Hitachi Data Systems is offering primary deduplication in its Hitachi NAS Platform, a feature that was more than...
two years in the making.
That's about par for the course for primary dedupe. There was a lot of noise around the technology in 2010, followed by a lot of silence.
Hitachi NAS (HNAS) is the network-attached storage (NAS) platform Hitachi Data Systems (HDS) gained when it acquired BlueArc in 2011. BlueArc first revealed a license deal with primary dedupe software vendor Permabit in August 2010. HDS at that time sold BlueArc systems under an OEM deal, but BlueArc remained an independent company.
BlueArc still hadn't implemented dedupe at the time of the HDS acquisition, and it took HDS engineers more than a year to make it ready for commercial use. HDS made sure the primary dedupe didn't impact performance by offloading much of the performance to hardware.
Michael Hay, vice president of product planning for HDS, said Hitachi NAS uses Permabit's hash database, but "all the other heavy lifting is done by Hitachi." That includes using hardware acceleration and the ability to read deduped data without having to rehydrate it.
HNAS uses an object-based file system offload engine powered by field-programmable gate arrays (FPGAs) to accelerate the hashing and chunking involved with primary dedupe. A basic hashing/chunking engine is free with HNAS, and additional engines for parallel hashing/chunking are available for an additional license.
"We have a unique architecture with HNAS," Hay said. "Our file system is overlaid on two types of processors, and that gives us the ability to dedupe without compromise."
State of primary dedupe
The summer of 2010 was a busy time for primary dedupe news. Dell acquired primary dedupe vendor Ocarina Networks and IBM bought primary compression startup Storwize two weeks apart in July 2010. Permabit revealed its deal with BlueArc a few weeks later. It also had an OEM deal with LSI for its Engenio storage, but that dissolved when NetApp acquired the Engenio product line in 2011.
IBM sells the old Storwize products as its Real-Time Compression appliances, but Dell has yet to add Ocarina dedupe to its EqualLogic or Compellent storage arrays.
"Primary dedupe is in no man's land right now," according to Taneja Group consulting analyst Arun Taneja. "I don't think it's made big strides yet. I think eventually it will happen, but most vendors haven't found a way to do it without affecting performance."
Permabit is pushing on, looking for OEM deals in other places. The vendor is talking to SMB storage vendors about using its software for Linux-based NAS systems, and Vice President of Marketing Mike Ivanov said he expects one announcement around mid-2013. He said several flash array vendors are also evaluating Permabit's dedupe software in hopes of bringing down the per-gigabyte cost of flash by optimizing capacity. However, there is no guarantee that any of those who use the software will identify it as Permabit's.
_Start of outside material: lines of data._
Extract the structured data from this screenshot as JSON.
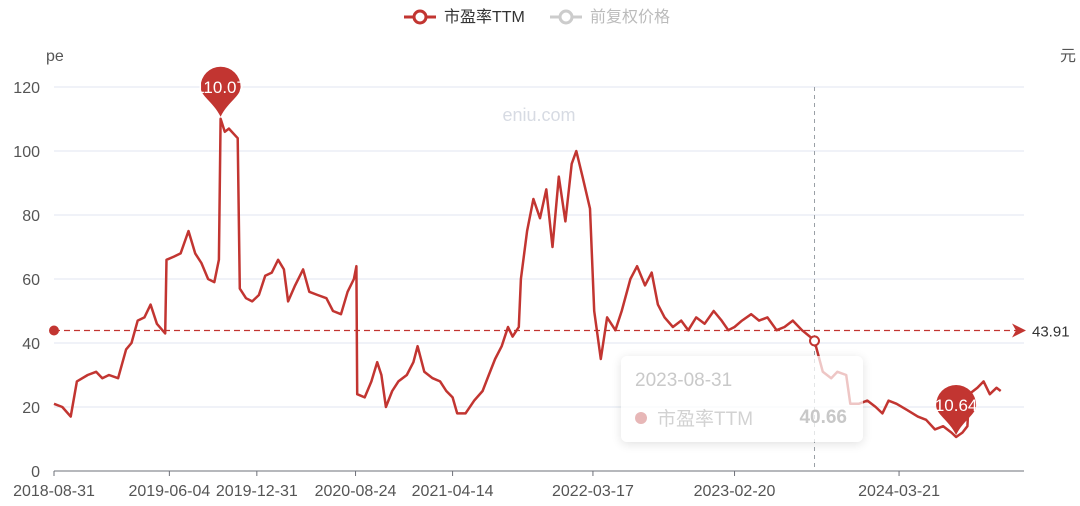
{
  "legend": {
    "pe_label": "市盈率TTM",
    "price_label": "前复权价格"
  },
  "axes": {
    "y_left_unit": "pe",
    "y_right_unit": "元"
  },
  "watermark": "eniu.com",
  "tooltip": {
    "date": "2023-08-31",
    "series": "市盈率TTM",
    "value": "40.66"
  },
  "colors": {
    "pe_series": "#c23531",
    "price_series_inactive": "#cccccc",
    "grid": "#e0e6f1",
    "crosshair": "#9aa0a6"
  },
  "chart_data": {
    "type": "line",
    "x_tick_labels": [
      "2018-08-31",
      "2019-06-04",
      "2019-12-31",
      "2020-08-24",
      "2021-04-14",
      "2022-03-17",
      "2023-02-20",
      "2024-03-21"
    ],
    "y_ticks": [
      0,
      20,
      40,
      60,
      80,
      100,
      120
    ],
    "ylim": [
      0,
      120
    ],
    "xlim": [
      "2018-08-31",
      "2025-01-15"
    ],
    "grid": true,
    "legend_position": "top-center",
    "series": [
      {
        "name": "市盈率TTM",
        "points": [
          [
            "2018-08-31",
            21
          ],
          [
            "2018-09-20",
            20
          ],
          [
            "2018-10-10",
            17
          ],
          [
            "2018-10-25",
            28
          ],
          [
            "2018-11-20",
            30
          ],
          [
            "2018-12-10",
            31
          ],
          [
            "2018-12-25",
            29
          ],
          [
            "2019-01-10",
            30
          ],
          [
            "2019-02-01",
            29
          ],
          [
            "2019-02-20",
            38
          ],
          [
            "2019-03-05",
            40
          ],
          [
            "2019-03-20",
            47
          ],
          [
            "2019-04-05",
            48
          ],
          [
            "2019-04-20",
            52
          ],
          [
            "2019-05-05",
            46
          ],
          [
            "2019-05-25",
            43
          ],
          [
            "2019-05-28",
            66
          ],
          [
            "2019-06-15",
            67
          ],
          [
            "2019-07-01",
            68
          ],
          [
            "2019-07-20",
            75
          ],
          [
            "2019-08-05",
            68
          ],
          [
            "2019-08-20",
            65
          ],
          [
            "2019-09-05",
            60
          ],
          [
            "2019-09-20",
            59
          ],
          [
            "2019-10-01",
            66
          ],
          [
            "2019-10-05",
            110.07
          ],
          [
            "2019-10-15",
            106
          ],
          [
            "2019-10-25",
            107
          ],
          [
            "2019-11-15",
            104
          ],
          [
            "2019-11-20",
            57
          ],
          [
            "2019-12-05",
            54
          ],
          [
            "2019-12-20",
            53
          ],
          [
            "2020-01-05",
            55
          ],
          [
            "2020-01-20",
            61
          ],
          [
            "2020-02-05",
            62
          ],
          [
            "2020-02-20",
            66
          ],
          [
            "2020-03-05",
            63
          ],
          [
            "2020-03-15",
            53
          ],
          [
            "2020-04-01",
            58
          ],
          [
            "2020-04-20",
            63
          ],
          [
            "2020-05-05",
            56
          ],
          [
            "2020-05-25",
            55
          ],
          [
            "2020-06-15",
            54
          ],
          [
            "2020-07-01",
            50
          ],
          [
            "2020-07-20",
            49
          ],
          [
            "2020-08-05",
            56
          ],
          [
            "2020-08-20",
            60
          ],
          [
            "2020-08-26",
            64
          ],
          [
            "2020-08-28",
            24
          ],
          [
            "2020-09-15",
            23
          ],
          [
            "2020-10-01",
            28
          ],
          [
            "2020-10-15",
            34
          ],
          [
            "2020-10-25",
            30
          ],
          [
            "2020-11-05",
            20
          ],
          [
            "2020-11-20",
            25
          ],
          [
            "2020-12-05",
            28
          ],
          [
            "2020-12-25",
            30
          ],
          [
            "2021-01-10",
            34
          ],
          [
            "2021-01-20",
            39
          ],
          [
            "2021-02-05",
            31
          ],
          [
            "2021-02-25",
            29
          ],
          [
            "2021-03-15",
            28
          ],
          [
            "2021-03-30",
            25
          ],
          [
            "2021-04-14",
            23
          ],
          [
            "2021-04-25",
            18
          ],
          [
            "2021-05-15",
            18
          ],
          [
            "2021-06-05",
            22
          ],
          [
            "2021-06-25",
            25
          ],
          [
            "2021-07-10",
            30
          ],
          [
            "2021-07-25",
            35
          ],
          [
            "2021-08-10",
            39
          ],
          [
            "2021-08-25",
            45
          ],
          [
            "2021-09-05",
            42
          ],
          [
            "2021-09-20",
            45
          ],
          [
            "2021-09-25",
            60
          ],
          [
            "2021-10-10",
            75
          ],
          [
            "2021-10-25",
            85
          ],
          [
            "2021-11-10",
            79
          ],
          [
            "2021-11-25",
            88
          ],
          [
            "2021-12-10",
            70
          ],
          [
            "2021-12-25",
            92
          ],
          [
            "2022-01-10",
            78
          ],
          [
            "2022-01-25",
            96
          ],
          [
            "2022-02-05",
            100
          ],
          [
            "2022-02-20",
            92
          ],
          [
            "2022-03-10",
            82
          ],
          [
            "2022-03-20",
            50
          ],
          [
            "2022-04-05",
            35
          ],
          [
            "2022-04-20",
            48
          ],
          [
            "2022-05-10",
            44
          ],
          [
            "2022-05-25",
            50
          ],
          [
            "2022-06-15",
            60
          ],
          [
            "2022-07-01",
            64
          ],
          [
            "2022-07-20",
            58
          ],
          [
            "2022-08-05",
            62
          ],
          [
            "2022-08-20",
            52
          ],
          [
            "2022-09-05",
            48
          ],
          [
            "2022-09-25",
            45
          ],
          [
            "2022-10-15",
            47
          ],
          [
            "2022-11-01",
            44
          ],
          [
            "2022-11-20",
            48
          ],
          [
            "2022-12-10",
            46
          ],
          [
            "2023-01-01",
            50
          ],
          [
            "2023-01-20",
            47
          ],
          [
            "2023-02-05",
            44
          ],
          [
            "2023-02-20",
            45
          ],
          [
            "2023-03-10",
            47
          ],
          [
            "2023-04-01",
            49
          ],
          [
            "2023-04-20",
            47
          ],
          [
            "2023-05-10",
            48
          ],
          [
            "2023-06-01",
            44
          ],
          [
            "2023-06-20",
            45
          ],
          [
            "2023-07-10",
            47
          ],
          [
            "2023-08-01",
            44
          ],
          [
            "2023-08-20",
            42
          ],
          [
            "2023-08-31",
            40.66
          ],
          [
            "2023-09-20",
            31
          ],
          [
            "2023-10-10",
            29
          ],
          [
            "2023-10-25",
            31
          ],
          [
            "2023-11-15",
            30
          ],
          [
            "2023-11-25",
            21
          ],
          [
            "2023-12-15",
            21
          ],
          [
            "2024-01-05",
            22
          ],
          [
            "2024-01-25",
            20
          ],
          [
            "2024-02-10",
            18
          ],
          [
            "2024-02-25",
            22
          ],
          [
            "2024-03-15",
            21
          ],
          [
            "2024-04-10",
            19
          ],
          [
            "2024-05-05",
            17
          ],
          [
            "2024-05-25",
            16
          ],
          [
            "2024-06-15",
            13
          ],
          [
            "2024-07-05",
            14
          ],
          [
            "2024-07-25",
            12
          ],
          [
            "2024-08-05",
            10.64
          ],
          [
            "2024-08-20",
            12
          ],
          [
            "2024-09-01",
            14
          ],
          [
            "2024-09-05",
            24
          ],
          [
            "2024-09-25",
            26
          ],
          [
            "2024-10-10",
            28
          ],
          [
            "2024-10-25",
            24
          ],
          [
            "2024-11-10",
            26
          ],
          [
            "2024-11-20",
            25
          ]
        ]
      },
      {
        "name": "前复权价格",
        "points": []
      }
    ],
    "mark_points": [
      {
        "label": "110.07",
        "x": "2019-10-05",
        "y": 110.07,
        "kind": "max"
      },
      {
        "label": "10.64",
        "x": "2024-08-05",
        "y": 10.64,
        "kind": "min"
      }
    ],
    "mark_line": {
      "label": "43.91",
      "y": 43.91,
      "kind": "average"
    },
    "crosshair_x": "2023-08-31"
  }
}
"A lot of people we're talking to have attempted to do their own dedupe and failed," Ivanov said. "They will never let the world know we're the OEM."
Primary dedupe is showing up in non-traditional storage systems. Startup GreenBytes uses what it calls "zero latency" inline dedupe in its IO Offload Engine built to improve performance of virtual desktop infrastructure storage. GreenBytes CEO Steve O'Donnell said his company actually began with designs on dedupe for backup. The dedupe algorithm it developed worked with little latency, which doesn't help much for backup, but is valuable primary data.
"For backup, zero latency is irrelevant. Nobody cares if it's 20 minutes of latency," O'Donnell said. "But for primary storage, our dedupe technology makes a lot of sense. It's a unique differentiator and perfect for highly virtualized workloads."